Dr Philippe Rocca-Serra describes importance of ISA tools to life sciences

Dr Philippe Rocca-Serra describes importance of ISA tools to life sciences

The open source ISA framework and tools help to manage an increasingly diverse set of life science, environmental and biomedical experiments where one or a combination of technologies are employed.

Built around the 'Investigation' (project context), 'Study' (unit of research) and 'Assay' (analytical measurement) data model and serialisations (tabular, JSON and RDF), the ISA framework helps researchers provide rich descriptions of experimental metadata (i.e. sample characteristics, technology and measurement types, sample-to-data relationships) so that the resulting data and discoveries are reproducible and reusable.

Dr Philippe Rocca-Serra, the Centre's Senior Research Lecturer and co-lead of the ISA-tools project for ELIXIR UK, recently described why ISA is important to life science research to the EMBL Australia BioInformatics Resource.

What is ISA?

ISA is both a model and format to support the description of experimental studies in the field of biology.

Why does it matter for those of us in life science research?

It matters since it is part of the answer to the reproducibility problem, which has hit the headlines.

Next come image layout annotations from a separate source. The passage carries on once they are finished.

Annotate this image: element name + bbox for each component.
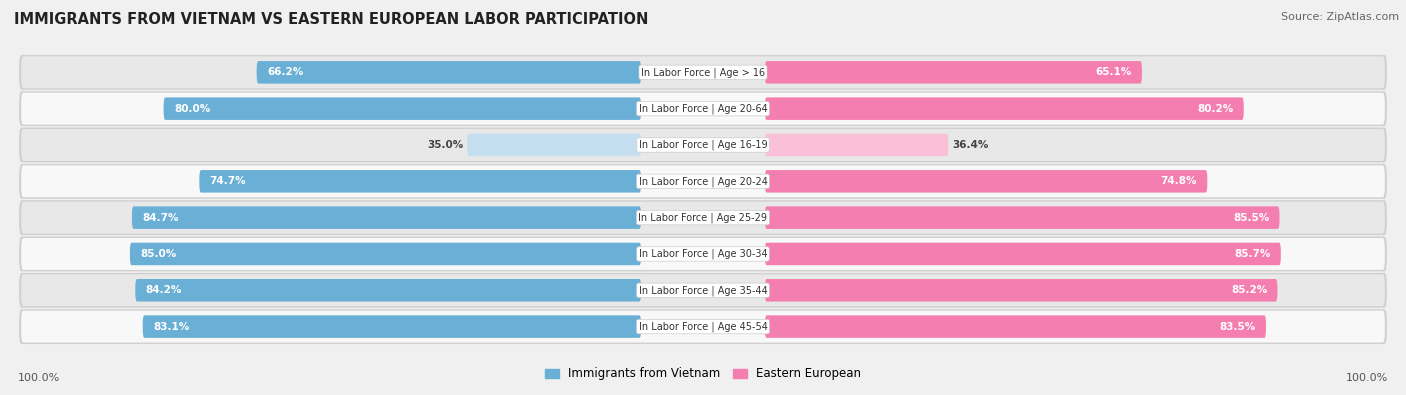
- FancyBboxPatch shape: [467, 134, 641, 156]
- FancyBboxPatch shape: [257, 61, 641, 84]
- FancyBboxPatch shape: [765, 170, 1208, 193]
- Text: 80.2%: 80.2%: [1197, 103, 1233, 114]
- Text: Source: ZipAtlas.com: Source: ZipAtlas.com: [1281, 12, 1399, 22]
- FancyBboxPatch shape: [132, 206, 641, 229]
- FancyBboxPatch shape: [20, 128, 1386, 162]
- FancyBboxPatch shape: [765, 243, 1281, 265]
- FancyBboxPatch shape: [765, 206, 1279, 229]
- FancyBboxPatch shape: [765, 134, 949, 156]
- FancyBboxPatch shape: [21, 56, 1385, 88]
- Text: 84.2%: 84.2%: [146, 285, 181, 295]
- FancyBboxPatch shape: [765, 98, 1244, 120]
- FancyBboxPatch shape: [20, 200, 1386, 235]
- FancyBboxPatch shape: [21, 129, 1385, 161]
- FancyBboxPatch shape: [142, 315, 641, 338]
- Text: 66.2%: 66.2%: [267, 67, 304, 77]
- Text: 85.5%: 85.5%: [1233, 213, 1270, 223]
- Text: 85.0%: 85.0%: [141, 249, 177, 259]
- Text: In Labor Force | Age 45-54: In Labor Force | Age 45-54: [638, 322, 768, 332]
- Legend: Immigrants from Vietnam, Eastern European: Immigrants from Vietnam, Eastern Europea…: [540, 363, 866, 385]
- FancyBboxPatch shape: [21, 202, 1385, 233]
- FancyBboxPatch shape: [20, 273, 1386, 308]
- Text: 74.7%: 74.7%: [209, 176, 246, 186]
- Text: In Labor Force | Age 20-64: In Labor Force | Age 20-64: [638, 103, 768, 114]
- FancyBboxPatch shape: [20, 309, 1386, 344]
- FancyBboxPatch shape: [21, 310, 1385, 342]
- Text: In Labor Force | Age 35-44: In Labor Force | Age 35-44: [638, 285, 768, 295]
- Text: 36.4%: 36.4%: [952, 140, 988, 150]
- FancyBboxPatch shape: [20, 55, 1386, 90]
- Text: In Labor Force | Age 25-29: In Labor Force | Age 25-29: [638, 213, 768, 223]
- Text: 85.2%: 85.2%: [1230, 285, 1267, 295]
- FancyBboxPatch shape: [765, 279, 1278, 301]
- FancyBboxPatch shape: [20, 237, 1386, 271]
- Text: 83.5%: 83.5%: [1219, 322, 1256, 332]
- Text: 80.0%: 80.0%: [174, 103, 209, 114]
- FancyBboxPatch shape: [129, 243, 641, 265]
- Text: 84.7%: 84.7%: [142, 213, 179, 223]
- Text: 35.0%: 35.0%: [427, 140, 464, 150]
- Text: In Labor Force | Age 16-19: In Labor Force | Age 16-19: [638, 140, 768, 150]
- Text: In Labor Force | Age > 16: In Labor Force | Age > 16: [641, 67, 765, 77]
- Text: 85.7%: 85.7%: [1234, 249, 1271, 259]
- Text: In Labor Force | Age 30-34: In Labor Force | Age 30-34: [638, 249, 768, 259]
- Text: 74.8%: 74.8%: [1160, 176, 1197, 186]
- FancyBboxPatch shape: [200, 170, 641, 193]
- FancyBboxPatch shape: [21, 238, 1385, 270]
- Text: 65.1%: 65.1%: [1095, 67, 1132, 77]
- Text: 100.0%: 100.0%: [1346, 373, 1388, 383]
- FancyBboxPatch shape: [163, 98, 641, 120]
- FancyBboxPatch shape: [21, 93, 1385, 125]
- FancyBboxPatch shape: [135, 279, 641, 301]
- FancyBboxPatch shape: [21, 166, 1385, 197]
- FancyBboxPatch shape: [765, 61, 1142, 84]
- FancyBboxPatch shape: [765, 315, 1265, 338]
- FancyBboxPatch shape: [20, 91, 1386, 126]
- Text: In Labor Force | Age 20-24: In Labor Force | Age 20-24: [638, 176, 768, 186]
- Text: IMMIGRANTS FROM VIETNAM VS EASTERN EUROPEAN LABOR PARTICIPATION: IMMIGRANTS FROM VIETNAM VS EASTERN EUROP…: [14, 12, 648, 27]
- FancyBboxPatch shape: [20, 164, 1386, 199]
- FancyBboxPatch shape: [21, 274, 1385, 306]
- Text: 83.1%: 83.1%: [153, 322, 190, 332]
- Text: 100.0%: 100.0%: [18, 373, 60, 383]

Awareness of data formats and specifications helps to create data management plans, which are key to moving data management from a retrospective activity to a prospective one.

Who is it for?

For scientists who need to look after their data, for students who need to learn about managing their digital output, for librarians and data managers to handle digital assets and for bioinformaticians.

Who is using it?

Data repositories and publishers now rely on this format. At the EMBL-EBI (the European BioInformatics Institute), the Metabolights repository uses the format to collect study descriptions for metabolomics studies. It is also at the core of the Horizon2020 PhenoMenal. Now, publishers, such as Nature Publishing Group or BiomedCentral choose ISA to back new titles such as Scientific Data and GigaScience.

The Harvard Stem Cell Discovery Engine has chosen ISA for managing datasets for its distinctive ability to support multiple data acquisition modalities. This feature sets it aside from many formats which are often tied to a data silo. At the same time, ISA maintains a mapping process to link to other formats, allowing conversion and possible deposition of datasets to those public repositories.

How is it relevant to bioinformatics?

Genomics and metabolomics techniques are becoming increasingly important to clinical applications. This is also true in translational research, biotechnology and the food industry, which are key areas for countries such as Australia. ISA has also been extended by a number of groups, such as the CaNanoLab, a data sharing portal designed to facilitate information sharing across the international biomedical nanotechnology research community to expedite and validate the use of nanotechnology in biomedicine, and the MIAPPE, which is devising a Minimum Information document which lists attributes that might be necessary to fully describe a plant phenotyping experiment. It is important for researchers to be aware of such initiatives.

How do we get involved?

ISA forum (isaforum@googlegroups.com) – email for help and support

User community – join the discussion

ISA github repository – contribute code and find all the different code repositories for the tools, specifications and docker containers for various micro-services being developed for Galaxy integration under H2020 PhenoMenal.

More information

The European Bioinformatics Institute (EMBL-EBI) is an academic research institute based in the UK and part of the European Molecular Biology Laboratory (EMBL). Established in 1994, EMBL-EBI grew out of EMBL's commitment to making biological data and information accessible to life sciences in all disciplines.

EMBL Australia Bioinformatics Resource (EMBL-ABR) is a distributed national research infrastructure providing bioinformatics support to life science researchers in Australia. It was set up as a collaboration with the EMBL-EBI to maximise Australia's bioinformatics capability.

Dr Rocca-Serra received a PhD in Molecular Biology from the University of Bordeaux, moving to the field of bioinformatics upon joining the Microarray Informatics Team at the EMBL-EBI, Cambridge. There, working at establishing ArrayExpress, he became an active member of several standardisation efforts aimed at promoting the vision for open data and open science. As part of several EU projects in toxicogenomics and nutrigenomics, he coordinated the development of the ISA project, which now continues at the e-Research Centre under Dr Susanna-Assunta Sansone.